その標本は、一般公開されていない地下保管庫に眠っていた。案内された部屋は薄暗く、棚には年代物の瓶や剥製が並んでいる。だが、悠人が目を奪われたのは、中央のガラスケースに収められた一体の小さな生物だった。

それは、見たこともない形状をしていた。昆虫のようでありながら、羽は鳥のように繊細で、目は哺乳類のように感情を宿している。ラベルにはこう記されていた。

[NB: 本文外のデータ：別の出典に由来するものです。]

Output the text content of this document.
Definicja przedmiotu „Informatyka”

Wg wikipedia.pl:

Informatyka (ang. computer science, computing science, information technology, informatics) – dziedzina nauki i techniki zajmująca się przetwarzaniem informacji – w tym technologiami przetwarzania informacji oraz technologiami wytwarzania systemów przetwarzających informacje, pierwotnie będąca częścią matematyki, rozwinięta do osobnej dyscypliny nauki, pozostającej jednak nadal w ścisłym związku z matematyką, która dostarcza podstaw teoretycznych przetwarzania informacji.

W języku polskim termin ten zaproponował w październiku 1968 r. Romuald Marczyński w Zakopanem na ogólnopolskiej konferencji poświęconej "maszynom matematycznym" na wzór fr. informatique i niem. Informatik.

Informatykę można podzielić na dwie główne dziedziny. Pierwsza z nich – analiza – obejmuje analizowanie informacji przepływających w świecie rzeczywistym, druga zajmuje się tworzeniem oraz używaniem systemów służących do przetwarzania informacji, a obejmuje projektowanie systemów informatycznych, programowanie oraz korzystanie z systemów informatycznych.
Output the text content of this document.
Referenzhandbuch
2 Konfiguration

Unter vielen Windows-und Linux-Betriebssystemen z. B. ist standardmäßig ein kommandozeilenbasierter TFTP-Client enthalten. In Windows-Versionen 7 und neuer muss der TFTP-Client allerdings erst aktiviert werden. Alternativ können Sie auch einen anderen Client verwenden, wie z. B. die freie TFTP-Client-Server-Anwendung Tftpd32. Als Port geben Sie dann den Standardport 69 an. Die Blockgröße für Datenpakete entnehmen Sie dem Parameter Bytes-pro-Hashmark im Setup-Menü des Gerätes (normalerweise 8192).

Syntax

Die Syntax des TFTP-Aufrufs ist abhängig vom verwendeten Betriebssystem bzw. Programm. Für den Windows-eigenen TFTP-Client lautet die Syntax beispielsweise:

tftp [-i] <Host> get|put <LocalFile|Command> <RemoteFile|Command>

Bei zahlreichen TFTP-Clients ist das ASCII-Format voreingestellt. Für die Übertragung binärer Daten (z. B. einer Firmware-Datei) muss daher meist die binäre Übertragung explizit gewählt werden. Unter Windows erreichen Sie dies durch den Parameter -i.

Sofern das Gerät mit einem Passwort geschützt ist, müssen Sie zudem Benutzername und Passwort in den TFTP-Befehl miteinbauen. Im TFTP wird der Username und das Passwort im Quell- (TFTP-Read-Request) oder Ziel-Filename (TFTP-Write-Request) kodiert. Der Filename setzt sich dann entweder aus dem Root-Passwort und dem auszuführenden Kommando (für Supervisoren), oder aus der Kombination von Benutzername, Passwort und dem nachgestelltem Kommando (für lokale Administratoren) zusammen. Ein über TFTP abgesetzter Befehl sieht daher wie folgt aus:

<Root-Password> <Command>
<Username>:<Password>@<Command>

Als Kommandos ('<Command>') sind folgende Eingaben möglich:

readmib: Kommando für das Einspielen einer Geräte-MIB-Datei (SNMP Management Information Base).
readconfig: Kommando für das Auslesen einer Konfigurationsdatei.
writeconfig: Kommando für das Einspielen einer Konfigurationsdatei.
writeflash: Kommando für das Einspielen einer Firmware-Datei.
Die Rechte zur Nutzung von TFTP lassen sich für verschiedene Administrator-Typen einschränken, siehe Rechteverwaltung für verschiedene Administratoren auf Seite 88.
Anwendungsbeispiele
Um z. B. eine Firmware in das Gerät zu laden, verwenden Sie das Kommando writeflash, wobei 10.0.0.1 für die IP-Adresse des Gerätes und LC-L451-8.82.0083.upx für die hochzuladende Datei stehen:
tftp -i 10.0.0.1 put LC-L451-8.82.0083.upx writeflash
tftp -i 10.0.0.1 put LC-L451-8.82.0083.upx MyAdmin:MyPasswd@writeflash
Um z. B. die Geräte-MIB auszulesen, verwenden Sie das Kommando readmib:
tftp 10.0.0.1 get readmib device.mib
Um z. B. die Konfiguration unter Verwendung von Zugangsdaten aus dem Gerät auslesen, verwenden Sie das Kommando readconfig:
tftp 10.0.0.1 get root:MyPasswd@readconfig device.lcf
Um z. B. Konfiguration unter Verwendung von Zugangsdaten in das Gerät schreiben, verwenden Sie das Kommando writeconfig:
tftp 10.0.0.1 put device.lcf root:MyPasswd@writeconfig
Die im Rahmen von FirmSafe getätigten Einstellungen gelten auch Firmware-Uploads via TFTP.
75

「標本番号:X-13 採取地:不明 採取者:不明 分類:未定」

悠人はその標本に奇妙な既視感を覚えた。夜になっても頭から離れず、夢の中でその生物が彼に語りかけてくるような錯覚に陥った。

数日後、彼は博物館の記録室で古い日誌を発見する。そこには、戦前に活動していたある学者の記録が残されていた。学者の名は「白川恭一」。彼は幻の生物を追い、南米の奥地へと旅立ったまま消息を絶っていた。

日誌の最後のページには、震える文字でこう記されていた。

「X-13は、ただの生物ではない。これは“記憶”そのものだ。人の過去を喰らい、形を変える。私の記憶も、もうすぐ消えるだろう。」

悠人は愕然とした。あの標本は、誰かの記憶の化身なのか? それとも、もっと深い何か——人間の存在そのものに関わる秘密なのか?

彼は決意する。標本X-13の正体を突き止めるため、白川が消えた南米の地へと旅立つことを。

だがその夜、彼の部屋に標本が現れた。ガラスケースの中にいたはずのそれが、悠人の机の上に、まるで最初からそこにいたかのように佇んでいた。

そして、悠人の記憶が、少しずつ消えていった。